# Aluminum Floor Care/covering



## tim62988 (Aug 30, 2012)

searched the forums but didn't find what I was looking for:

what do you do for your aluminum floors?

I just bought some acid to clean them, but then I was pondering putting down a roll-on bed liner (dupli-color, rhino lining, herculiner, ect...)

obviously need to put the mats back ontop of the floors after coated but does anyone have a coated floor, likes/dislikes?

what is everyone's favorite product/procedure for cleaning exterior aluminum? will probably acid wash (exposed aluminum) but then what is everyone's favorite sealer/polish to help protect the aluminum from further oxidization and pitting.

Right now have two different aluminum polishes but putting them on/off by hand is a real pain


----------



## Mingiz (Jan 29, 2009)

Great info on Horse Trailer world forum about it.

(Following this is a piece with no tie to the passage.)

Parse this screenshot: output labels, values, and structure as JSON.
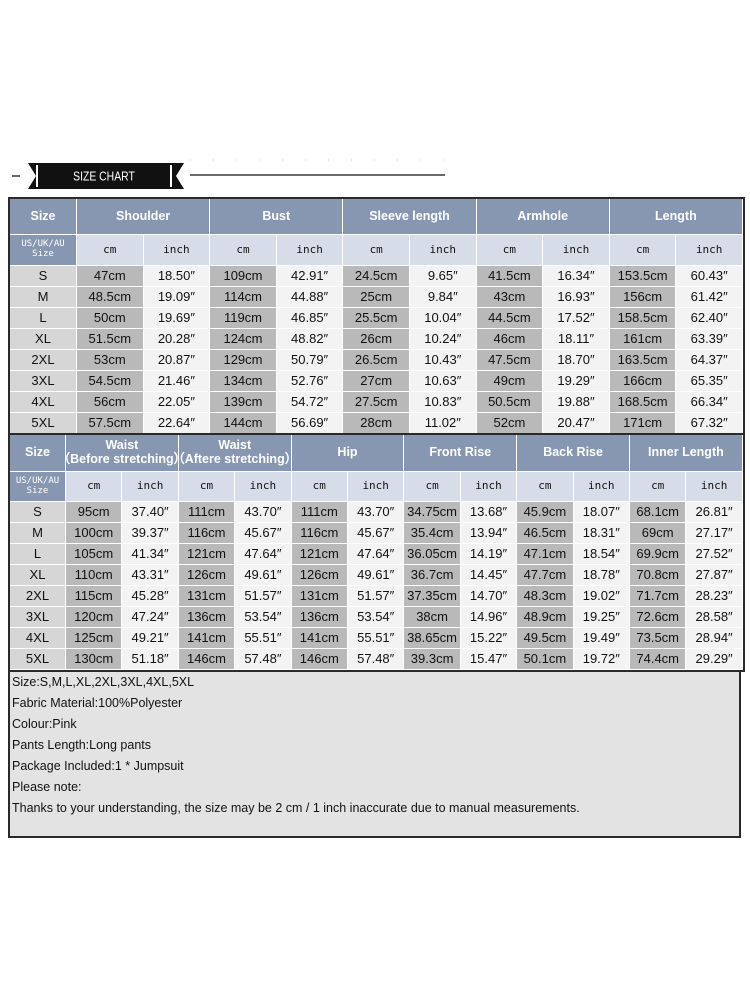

Horse Trailer World : Trailer Talk : Aluminum floor corrosion and coating


----------



## tim62988 (Aug 30, 2012)

That is where i got the how to clean and idea to coat the floor. I just figured i would check around to see if others have coated the floor and see if it is something they would do again, but also see what others are doing just for varying options


----------



## Mingiz (Jan 29, 2009)

I plan on doing it in the spring to my LQ. I have already pulled everything out of it. Then I'm going to take it to a truck wash to have it acid washed. I will get the liner stuff next. My floor looks pretty good for an 03 trailer. :wink: I just had the roof stripped and re caulked. Next is replacing brake assemblies. :wink:


----------